はぁー…、と鏡に映った姿に溜息を吐いて、着替えようとする。無駄な買い物しちゃったなぁ。まぁ、ネタで買ったから別にいいんだけど…。
その時だった、がちゃん、と小気味のいい音を立てて玄関の扉が開いたのは。
「ただいまー…、っ!?」
『と、と、透!?び、っくりしたぁ…!』
突然彼氏が部屋の中に入ってきて心臓が飛び跳ねる。この人は気配が無いから心臓に悪い。
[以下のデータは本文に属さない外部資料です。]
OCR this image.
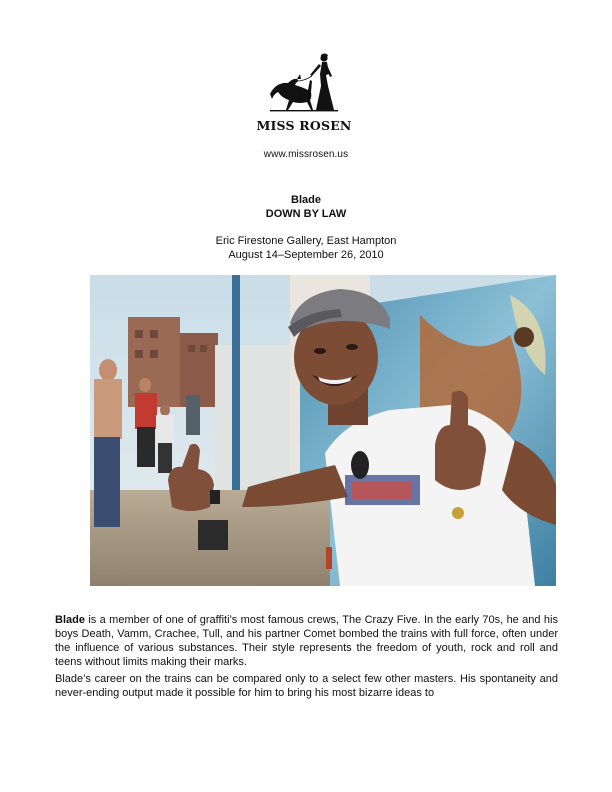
MISS ROSEN
www.missrosen.us
Blade
DOWN BY LAW
Eric Firestone Gallery, East Hampton
August 14–September 26, 2010

Blade is a member of one of graffiti’s most famous crews, The Crazy Five. In the early 70s, he and his boys Death, Vamm, Crachee, Tull, and his partner Comet bombed the trains with full force, often under the influence of various substances. Their style represents the freedom of youth, rock and roll and teens without limits making their marks.

Blade’s career on the trains can be compared only to a select few other masters. His spontaneity and never-ending output made it possible for him to bring his most bizarre ideas to
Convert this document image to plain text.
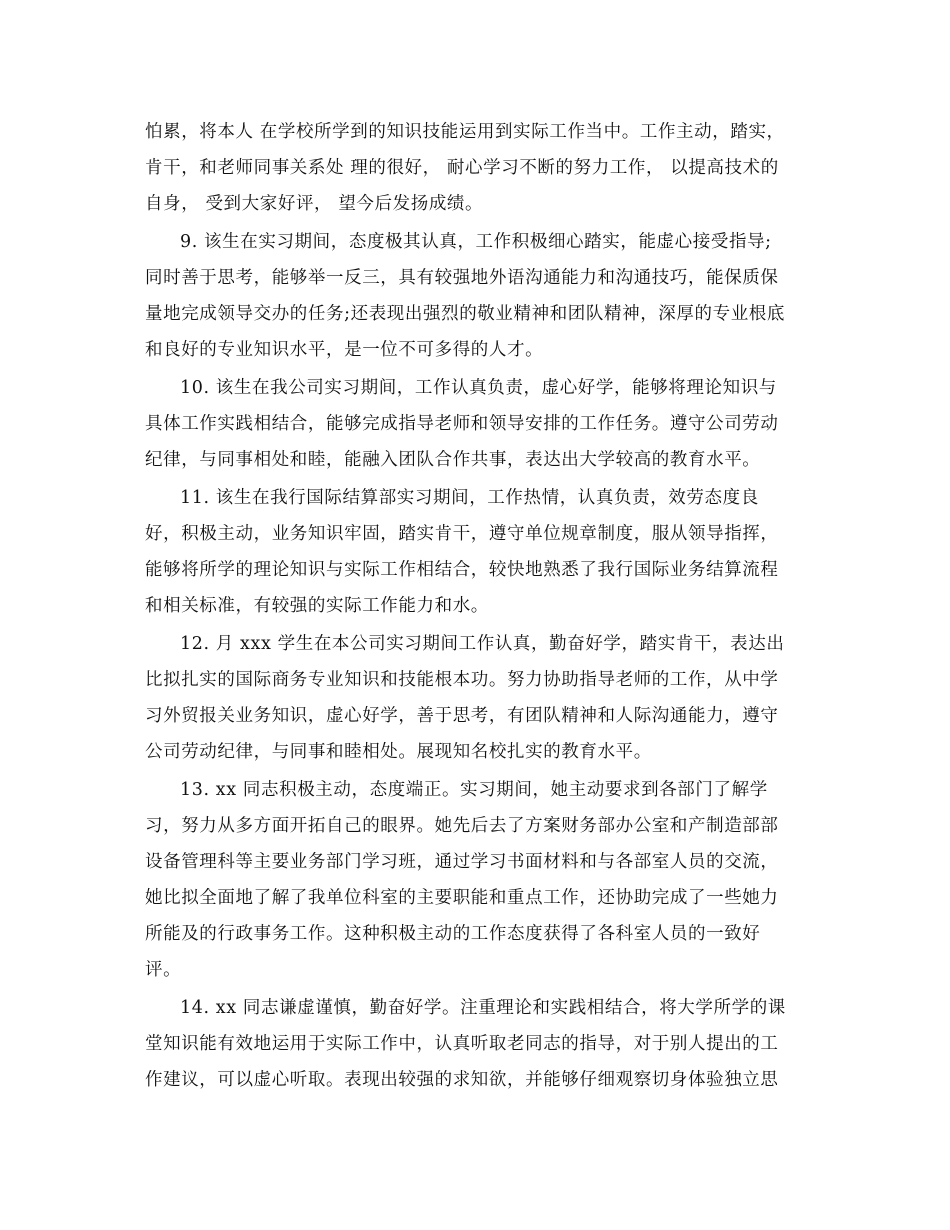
怕累，将本人 在学校所学到的知识技能运用到实际工作当中。工作主动，踏实，

肯干，和老师同事关系处 理的很好， 耐心学习不断的努力工作， 以提高技术的

自身， 受到大家好评， 望今后发扬成绩。

9. 该生在实习期间，态度极其认真，工作积极细心踏实，能虚心接受指导;

同时善于思考，能够举一反三，具有较强地外语沟通能力和沟通技巧，能保质保

量地完成领导交办的任务;还表现出强烈的敬业精神和团队精神，深厚的专业根底

和良好的专业知识水平，是一位不可多得的人才。

10. 该生在我公司实习期间，工作认真负责，虚心好学，能够将理论知识与

具体工作实践相结合，能够完成指导老师和领导安排的工作任务。遵守公司劳动

纪律，与同事相处和睦，能融入团队合作共事，表达出大学较高的教育水平。

11. 该生在我行国际结算部实习期间，工作热情，认真负责，效劳态度良

好，积极主动，业务知识牢固，踏实肯干，遵守单位规章制度，服从领导指挥，

能够将所学的理论知识与实际工作相结合，较快地熟悉了我行国际业务结算流程

和相关标准，有较强的实际工作能力和水。

12. 月 xxx 学生在本公司实习期间工作认真，勤奋好学，踏实肯干，表达出

比拟扎实的国际商务专业知识和技能根本功。努力协助指导老师的工作，从中学

习外贸报关业务知识，虚心好学，善于思考，有团队精神和人际沟通能力，遵守

公司劳动纪律，与同事和睦相处。展现知名校扎实的教育水平。

13. xx 同志积极主动，态度端正。实习期间，她主动要求到各部门了解学

习，努力从多方面开拓自己的眼界。她先后去了方案财务部办公室和产制造部部

设备管理科等主要业务部门学习班，通过学习书面材料和与各部室人员的交流，

她比拟全面地了解了我单位科室的主要职能和重点工作，还协助完成了一些她力

所能及的行政事务工作。这种积极主动的工作态度获得了各科室人员的一致好

评。

14. xx 同志谦虚谨慎，勤奋好学。注重理论和实践相结合，将大学所学的课

堂知识能有效地运用于实际工作中，认真听取老同志的指导，对于别人提出的工

作建议，可以虚心听取。表现出较强的求知欲，并能够仔细观察切身体验独立思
『もう、合鍵渡したけど来るなら言ってよ!びっくりするから…』
「あ、ご、…めん」
珍しく透がぎょっとして固まっている。どうしたの、と声をかける前にその視線の意味に気づき、ちょっと恥ずかしくなって慌てて弁解をした。
『あ!こ、これはね、その…最近流行ってるみたいで。その…興味本位で買ってみたんだけど。私の幼児体型じゃなんか酷いことになっちゃって…』
こんな服を買っていたことと、そのあまりに酷い着こなしについ口ごもりながら話してる間に、透はずんずんと近づいてきた。そしてそのまま強引に腕を引っ張られ、ベッドの上に引きずり込まれる。
『っきゃあ!?どうし…』
「これ、確か童貞を殺すセーターだっけ?」
『え?なんだ知ってたの?童貞っていうか貧乳を殺すセーターだよね、どっちかというと…っん、…っ!』
覆いかぶさった透に唇を奪われる。いつもの優しい愛撫のような口づけではなく激しく求められる獣のような口づけ。状況を整理する間もなく、2度、3度と唇を蹂躙されたところで漸く解放された。もう私の腰は既にくたくただ。
『…っ、ど…ぉしたの…、急に…』
「…殺されたかも。童貞じゃないけど。責任とってくれるよね?」
この後獣と化した透にめちゃくちゃ責任とらされた。